Studies have been performed which show a distribution of how fast PSA diminishes, but in most men the "half-life" of PSA in one's blood after RP is 2-3 days. So, if one's "starting point" at the time of surgery is 5 ng/mL (close to yours, Larry; and about twice your friend's PSA, but you can easily see where his fits in, below), and if one assumes a 3-day (the slower assumption) half-life, and if one assumes no additional source of PSA added into the bloodstream, then the PSA level would reduce like this:
5.0 ng/mL at time of surgery
2.5 ng/mL 3 days later
1.25 ng/mL 3 days later, 6 days after surgery
0.625 ng/mL 3 days later, 9 days after surgery
0.3125 ng/mL 3 days later, 12 days after surgery
0.15 ng/mL 3 days later, 15 days after surgery
0.08 ng/mL 3 days later, 18 days after surgery
0.04 ng/mL 3 days later, 21 days after surgery
There would be some statistical "outliers" to the 2-3 day typical half-life which would result in a longer (or shorter) time to diminish...so add a week or two for "margin." This is the science behind why surgeons prescribe the first PSA typically 6 weeks after surgery (some very conservative doctors want to wait longer...the longest I've heard of is 3 months).
Of course, this half-life decline described above assumes no PSA is being added back into the bloodstream.
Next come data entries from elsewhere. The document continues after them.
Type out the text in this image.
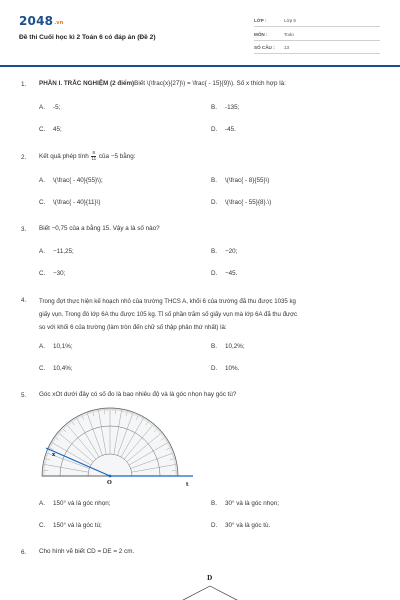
2048.vn
Đề thi Cuối học kì 2 Toán 6 có đáp án (Đề 2)
LỚP :	Lớp 6
MÔN :	Toán
SỐ CÂU : 13
1. PHẦN I. TRẮC NGHIỆM (2 điểm)Biết \(\frac{x}{27}\) = \frac{ - 15}{9}\). Số x thích hợp là:
A. -5;	B. -135;
C. 45;	D. -45.
2. Kết quả phép tính $\frac{8}{11}$ của −5 bằng:
A. \(\frac{ - 40}{55}\);	B. \(\frac{ - 8}{55}\)
C. \(\frac{ - 40}{11}\)	D. \(\frac{ - 55}{8}.\)
3. Biết −0,75 của a bằng 15. Vậy a là số nào?
A. −11,25;	B. −20;
C. −30;	D. −45.
4. Trong đợt thực hiện kế hoạch nhỏ của trường THCS A, khối 6 của trường đã thu được 1035 kg
giấy vụn. Trong đó lớp 6A thu được 105 kg. Tỉ số phần trăm số giấy vụn mà lớp 6A đã thu được
so với khối 6 của trường (làm tròn đến chữ số thập phân thứ nhất) là:
A. 10,1%;	B. 10,2%;
C. 10,4%;	D. 10%.
5. Góc xOt dưới đây có số đo là bao nhiêu độ và là góc nhọn hay góc tù?
O	t
x
A. 150° và là góc nhọn;	B. 30° và là góc nhọn;
C. 150° và là góc tù;	D. 30° và là góc tù.
6. Cho hình vẽ biết CD = DE = 2 cm.
D
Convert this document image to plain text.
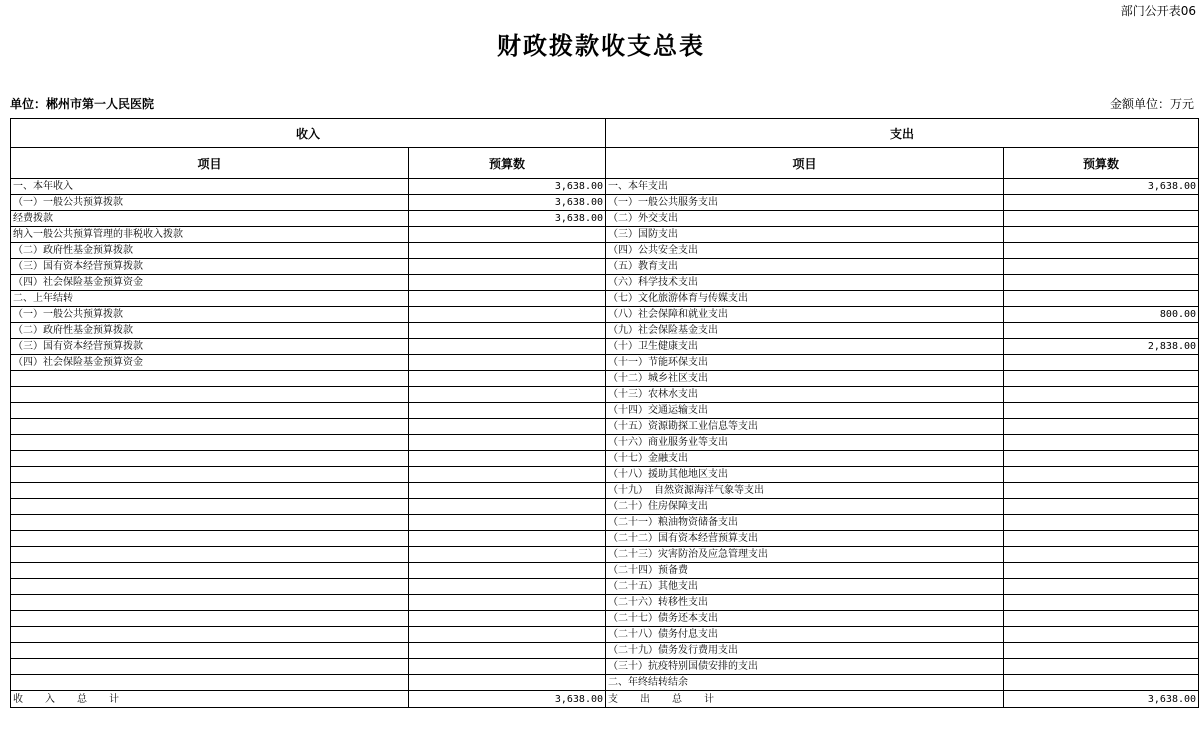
部门公开表06
财政拨款收支总表
单位：郴州市第一人民医院	金额单位：万元
收入		支出	
项目	预算数	项目	预算数
一、本年收入	3,638.00	一、本年支出	3,638.00
（一）一般公共预算拨款	3,638.00	（一）一般公共服务支出	
经费拨款	3,638.00	（二）外交支出	
纳入一般公共预算管理的非税收入拨款		（三）国防支出	
（二）政府性基金预算拨款		（四）公共安全支出	
（三）国有资本经营预算拨款		（五）教育支出	
（四）社会保险基金预算资金		（六）科学技术支出	
二、上年结转		（七）文化旅游体育与传媒支出	
（一）一般公共预算拨款		（八）社会保障和就业支出	800.00
（二）政府性基金预算拨款		（九）社会保险基金支出	
（三）国有资本经营预算拨款		（十）卫生健康支出	2,838.00
（四）社会保险基金预算资金		（十一）节能环保支出	
		（十二）城乡社区支出	
		（十三）农林水支出	
		（十四）交通运输支出	
		（十五）资源勘探工业信息等支出	
		（十六）商业服务业等支出	
		（十七）金融支出	
		（十八）援助其他地区支出	
		（十九） 自然资源海洋气象等支出	
		（二十）住房保障支出	
		（二十一）粮油物资储备支出	
		（二十二）国有资本经营预算支出	
		（二十三）灾害防治及应急管理支出	
		（二十四）预备费	
		（二十五）其他支出	
		（二十六）转移性支出	
		（二十七）债务还本支出	
		（二十八）债务付息支出	
		（二十九）债务发行费用支出	
		（三十）抗疫特别国债安排的支出	
		二、年终结转结余	
收入总计	3,638.00	支出总计	3,638.00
There are, however, secondary (minor) sources of PSA, however, which prevent any living, breathing man from every achieving "zero" PSA...the phrase "zero club" is a misnomer which sometimes causes undue worry in men when they hear that their PSA is something other than "zero."
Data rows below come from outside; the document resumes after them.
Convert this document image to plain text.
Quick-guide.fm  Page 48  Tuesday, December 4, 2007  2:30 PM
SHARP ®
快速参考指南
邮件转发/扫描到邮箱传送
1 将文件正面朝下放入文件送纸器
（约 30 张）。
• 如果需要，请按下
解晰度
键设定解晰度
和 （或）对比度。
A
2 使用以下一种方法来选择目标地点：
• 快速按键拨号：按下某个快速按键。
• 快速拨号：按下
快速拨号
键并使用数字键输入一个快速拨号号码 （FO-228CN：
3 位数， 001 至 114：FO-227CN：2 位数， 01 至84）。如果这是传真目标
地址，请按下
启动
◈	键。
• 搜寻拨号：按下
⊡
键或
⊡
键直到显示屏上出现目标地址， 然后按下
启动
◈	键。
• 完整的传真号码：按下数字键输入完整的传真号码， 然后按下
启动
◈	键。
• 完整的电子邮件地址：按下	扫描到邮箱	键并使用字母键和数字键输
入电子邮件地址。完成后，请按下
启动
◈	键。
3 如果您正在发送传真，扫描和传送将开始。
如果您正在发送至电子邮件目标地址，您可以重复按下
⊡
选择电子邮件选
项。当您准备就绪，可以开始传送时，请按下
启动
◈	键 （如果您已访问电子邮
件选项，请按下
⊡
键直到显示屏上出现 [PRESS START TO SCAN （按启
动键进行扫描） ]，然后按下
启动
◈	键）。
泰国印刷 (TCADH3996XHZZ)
A common source of PSA being added back into the bloodstream after RP surgery is the neurovascular bundles which may have been safely left behind during surgery; they do produce a low level of PSA, and the amount produced varies from man-to-man. The PSA produced by the nerve bundles after surgery is not a sign of cancer, but it can be a measureable/detectable amount of PSA in the bloodstream...depending on the lower detection limit of the PSA test which one chooses.
Prostate cancer also produces PSA, and so IF PC cells were left behind after surgery, they would also produce an amount of PSA proportional to how much PC was left behind. Obviously, if PC was left behind and the cells start to multiply, this would lead to an increased production of PSA in the blood stream...which is why we continue to have PSA tests after a RP monitoring for increases. PC cells produce about 20x the rate of PSA as healthy prostate tissue cells.